The Los Angeles Angels were selected by Ohtani in a winter bidding war between several teams. Shohei needed the opportunity to pitch, but also wanted time to hit between his starts. The designated hitter position favored American League clubs, and Western teams were seen as optimal given their openness to the Japanese market. Ohtani also wanted to play for a franchise that did not already have a Japanese star, thereby eliminating Seattle.
At the plate, Ohtani fits into a lineup of Zack Cozart, Ian Kinsler, Justin Upton, Kole Calhoun and future Hall of Famer Albert Pujols and the phenomenon that is Mike Trout. On the mound, he figures to potentially be the top of the rotation soon. Many sportswriters speculate that Ohtani will be a full-time pitcher within a year or so, but the Angels definitely have plans to utilize his bat.
On Thursday, March 28th, Ohtani debuted at the plate. Following a spring training that was viewed as anything but encouraging, Manager Mike Scioscia decided to place Shohei in the eighth spot of the lineup. In his first at-bat, he singled to right field on the first offering from Athletics' pitcher Kendall Graveman.
The subsequent four plate appearances ended without a hit.
Scioscia's schedule for Ohtani's bat was set in a way that he would not hit the day before or the day after a pitching start, and for now at least he would not hit for himself in an American League ballpark.
Then came Sunday.
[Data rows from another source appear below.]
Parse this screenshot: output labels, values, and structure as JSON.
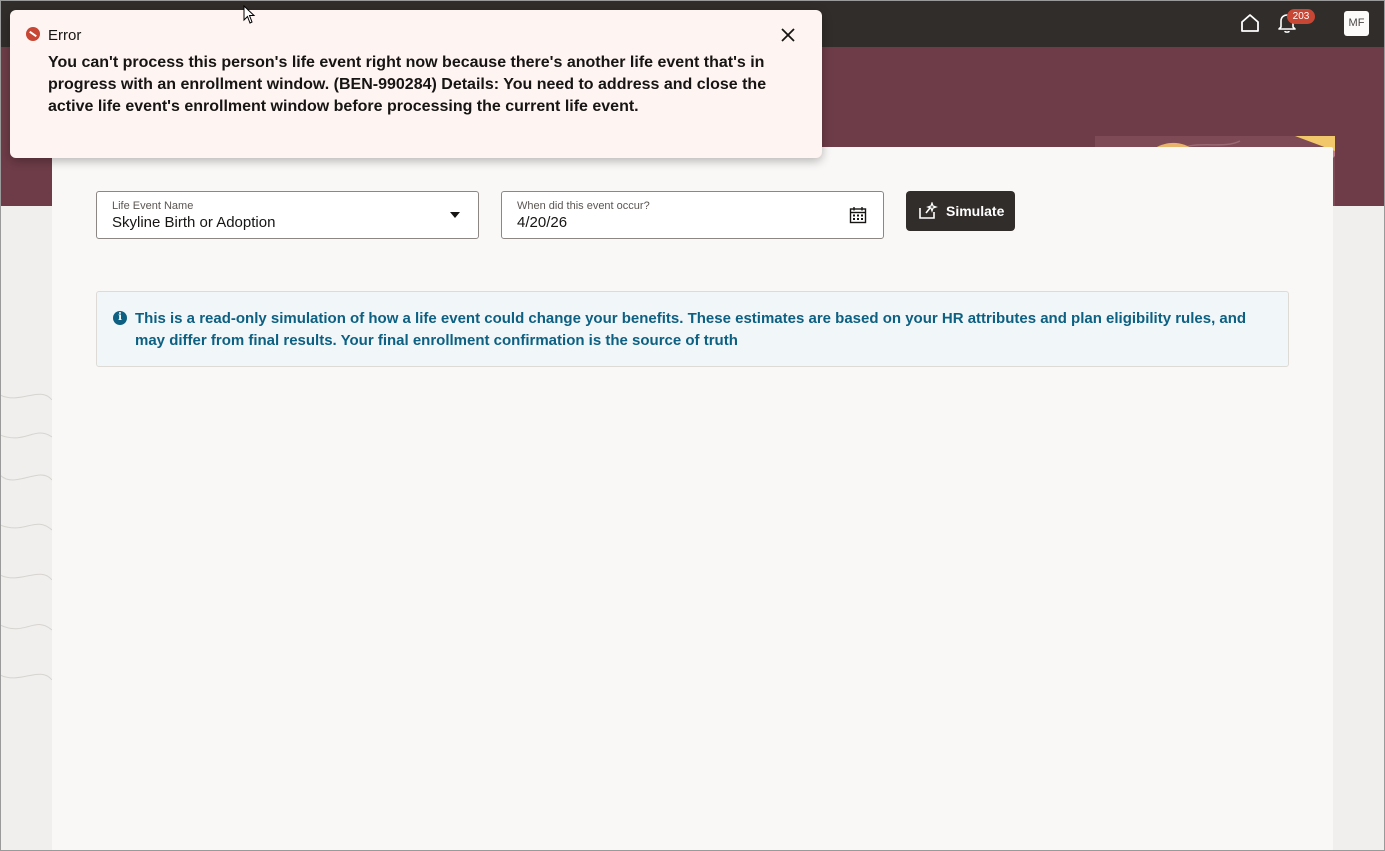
{
  "header": {
    "notification_count": "203",
    "avatar_initials": "MF"
  },
  "form": {
    "life_event": {
      "label": "Life Event Name",
      "value": "Skyline Birth or Adoption"
    },
    "event_date": {
      "label": "When did this event occur?",
      "value": "4/20/26"
    },
    "simulate_label": "Simulate"
  },
  "info": {
    "icon": "i",
    "text": "This is a read-only simulation of how a life event could change your benefits. These estimates are based on your HR attributes and plan eligibility rules, and may differ from final results. Your final enrollment confirmation is the source of truth"
  },
  "error_toast": {
    "title": "Error",
    "message": "You can't process this person's life event right now because there's another life event that's in progress with an enrollment window. (BEN-990284) Details: You need to address and close the active life event's enrollment window before processing the current life event."
  },
  "colors": {
    "header_bg": "#312d2a",
    "banner_bg": "#6d3c48",
    "error_accent": "#c74634",
    "info_text": "#0d6082"
  }
}
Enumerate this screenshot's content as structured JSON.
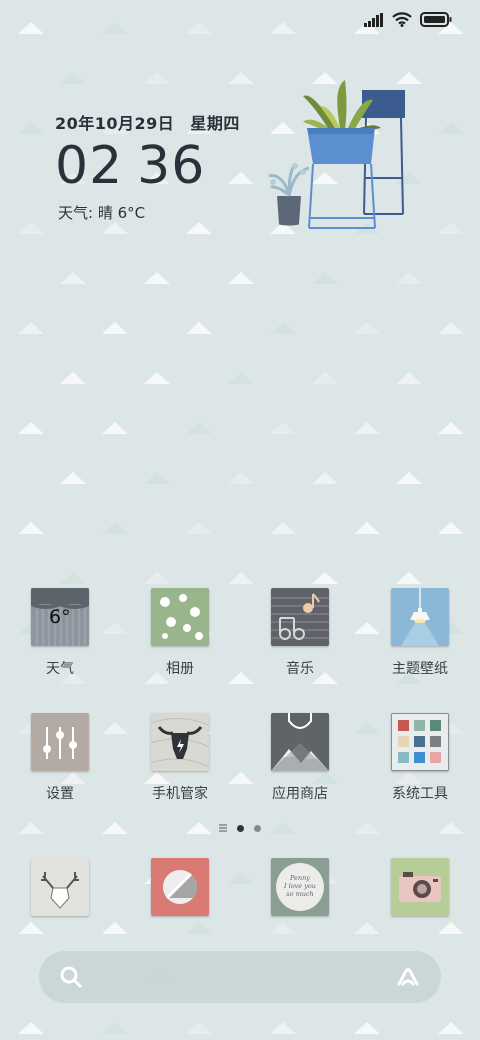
{
  "clock": {
    "date": "20年10月29日",
    "weekday": "星期四",
    "hours": "02",
    "minutes": "36",
    "weather_label": "天气:",
    "weather_condition": "晴",
    "temperature": "6°C"
  },
  "apps_row1": [
    {
      "label": "天气",
      "icon": "weather-icon",
      "icon_text": "6°"
    },
    {
      "label": "相册",
      "icon": "gallery-icon"
    },
    {
      "label": "音乐",
      "icon": "music-icon"
    },
    {
      "label": "主题壁纸",
      "icon": "themes-icon"
    }
  ],
  "apps_row2": [
    {
      "label": "设置",
      "icon": "settings-icon"
    },
    {
      "label": "手机管家",
      "icon": "security-icon"
    },
    {
      "label": "应用商店",
      "icon": "app-store-icon"
    },
    {
      "label": "系统工具",
      "icon": "tools-icon"
    }
  ],
  "dock": [
    {
      "icon": "deer-icon"
    },
    {
      "icon": "browser-icon"
    },
    {
      "icon": "notes-icon",
      "note_lines": [
        "Penny",
        "I love you",
        "so much"
      ]
    },
    {
      "icon": "camera-icon"
    }
  ],
  "page_indicator": {
    "pages": 2,
    "current": 1
  },
  "colors": {
    "background": "#dde6e7",
    "text": "#2b313a"
  }
}
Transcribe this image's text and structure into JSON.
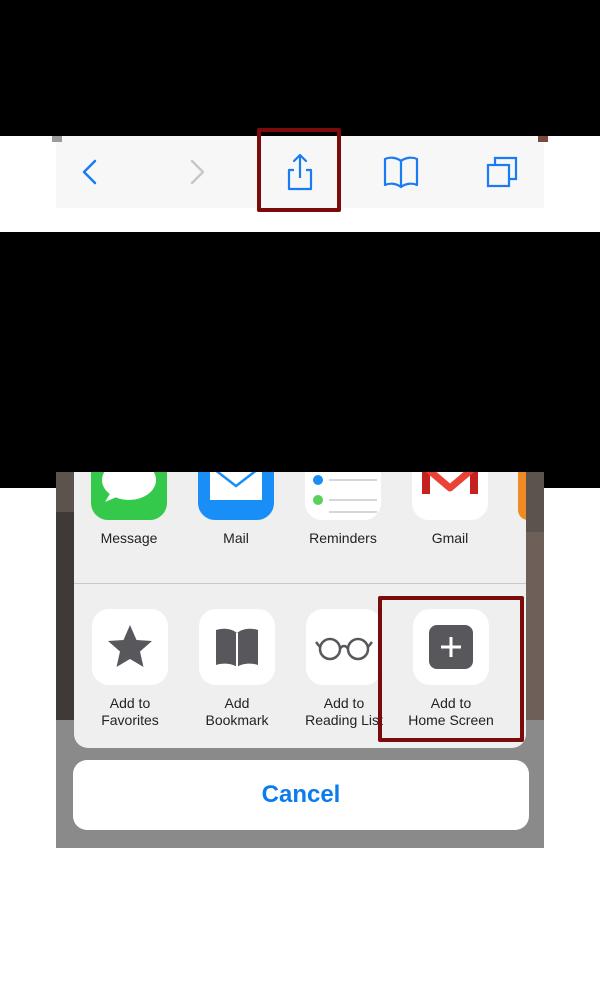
{
  "toolbar": {
    "buttons": [
      {
        "name": "back",
        "icon": "chevron-left-icon"
      },
      {
        "name": "forward",
        "icon": "chevron-right-icon"
      },
      {
        "name": "share",
        "icon": "share-icon"
      },
      {
        "name": "bookmarks",
        "icon": "book-icon"
      },
      {
        "name": "tabs",
        "icon": "tabs-icon"
      }
    ],
    "accent_color": "#1a7cf5",
    "disabled_color": "#c7c7cc"
  },
  "share_sheet": {
    "apps": [
      {
        "label": "Message",
        "icon": "message-icon"
      },
      {
        "label": "Mail",
        "icon": "mail-icon"
      },
      {
        "label": "Reminders",
        "icon": "reminders-icon"
      },
      {
        "label": "Gmail",
        "icon": "gmail-icon"
      }
    ],
    "actions": [
      {
        "label": "Add to\nFavorites",
        "icon": "star-icon"
      },
      {
        "label": "Add\nBookmark",
        "icon": "book-icon"
      },
      {
        "label": "Add to\nReading List",
        "icon": "glasses-icon"
      },
      {
        "label": "Add to\nHome Screen",
        "icon": "plus-square-icon"
      }
    ],
    "cancel_label": "Cancel"
  },
  "highlight_color": "#7b0a0a"
}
Marked on the iphone calendar of yours truly the moment it was announced, Shohei Ohtani's MLB pitching debut was must-watch baseball.
His first pitch to Marcus Semien was a chest-high fastball on the inner half of the plate. Radar guns clocked it at 96.4 miles per hour. By my count, it was his first of thirty-nine pitches at or above 95 mph.
A clean first inning of strikeout-groundout-strikeout pitching gave way to a second inning that was all but dominant. Ohtani rung up Khris Davis on a nasty slider but soon after began a streak of missed location. The result was a pair of singles by Matt Joyce and Stephen Piscotty and a three-run bomb by Matt Chapman.
Almost as quickly as the deluge of Oakland offense came, it disappeared. Once the inning was over, Mike Scioscia was seen giving Ohtani a pep talk in the dugout through an interpreter. The third inning lasted twelve pitches. Aside from walking Matt Joyce in the fourth, Ohtani faced the minimum amount of batters.
His fastball stayed consistent around 97 miles per hour into the sixth. His power pitch was typically his setup to a breaking ball around ten miles per hour slower. There were only three instances when a batter saw more than three or more pitches but no fastballs in an at bat. Two of those were to Khris Davis.
By the time the sixth inning had arrived, his Angels had plated four runs to take the lead back from Oakland. Now in line for the win, his regained dominance was in effect. The third out was committed by Davis, who once again fell victim to the breaking ball. In the second inning, it was the slider. Three straight high and inside to strike him out. In the sixth it was the sinker, low and outside, each hovering around ninety. Davis popped out to shortstop Andrelton Simmons and Ohtani's day was through.
The pitcher win is an outdated statistic, but in terms of value to the pitcher himself, its a crucial competitive element. The Angels scored three more runs and only allowed one more in the ninth, winning the game 7 to 4.
The next Babe Ruth had won his first MLB start.
One game at bat and one game pitched is nowhere near enough to evaluate his talents. It will take years to fully understand the entirety of his potential.
For one day, however, Shohei Ohtani lived up to the hype.